With kind permission of Mr Geoffrey Kinvig, Ballaquinnea.
The keeill at Ballaquinnea is dedicated to St. Fingan and sits in a little enclosure of Larch trees known as the ‘Faerie Orchard’, a name which suits it perfectly. The keeill is entered through a number of large stones standing on end, they make for a rather impressive entranceway to this well preserved and interesting site.
The site is just off the Glen Darragh Road and very close to Keeill Lingan just further up the hill. It has been fenced off since the then owner of Ballaquinnea, Mr Cowin, offered it to the Manx Museum and National Trust as an Ancient Monument in 1930 and they have cared for it ever since. I have no idea who planted the daffodils but it was a lovely gesture which added to the peace and beauty of this place.
The Ballaquinnea Keeill was surveyed as part of the First Report of the Manx Archaeological Survey around 1908. They found the keeill to measure 16 by 10ft. with walls around 4ft. thick, the remains of an embankment was still visible against certain areas of the walls.
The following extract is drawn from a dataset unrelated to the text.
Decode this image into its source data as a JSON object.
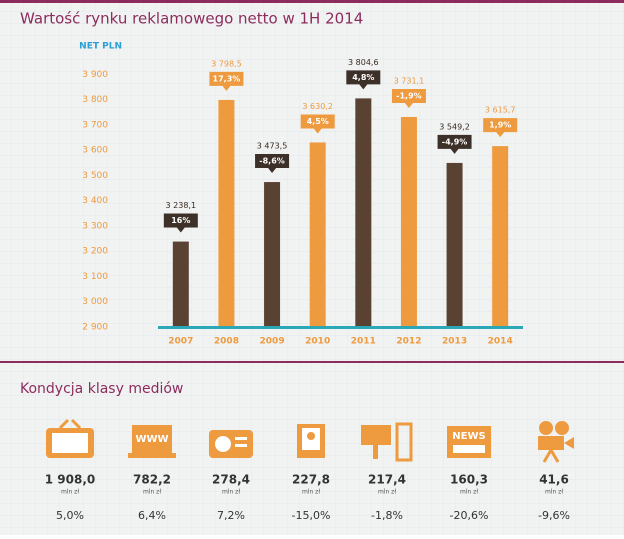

The doorway was found in the west end along with three upright jambs on each side, it looks the same as it was when a drawing was made for the ‘Archaeologia Cambrensis’ (1866):
There were traces of the window in the south wall but without the sill although the sill stone from the window in the east wall still remained 30in. off the floor, the window would have measured around 18in.wide on the inside. The base of the altar was in situ at the east end of the building, it sat 7 or 8in. above the pavement and had two upright pillars still in place which are visible on the photo below from 2016.
The outline of the altar was marked by small stones along the edge (see on plan below) instead of the usual long slab often found in this position and the floor was paved with small stones, the remains of two broken cross slabs were built in to the altar.
The enclosure measured 43 yards north by 53 east and west, it was artificially raised and had an embankment of earth and stones measuring 5 to 6ft. high at the east end with an outer ditch. A stream which Kermode thought had been diverted in recent times, would have originally come down to the centre of the western embankment where it divided to flow all around it. They found ‘semi circular hollows’ marked by stone against the inner face of the embankment which are thought to mark the position of small cells, the site was thought to be similar in appearance to a ‘small fortified position’ which seemed unusual and very different from the nearby Keeill Lingan. They found some graves and many of the usual white quartz pebbles.
FIG. 6. — Keeill at Ballaquinney, Marown.
As you can see from the number of photos that were taken, we enjoyed our time in this tranquil little spot. The keeill is really very well preserved, it’s a good ‘un and we liked it a lot.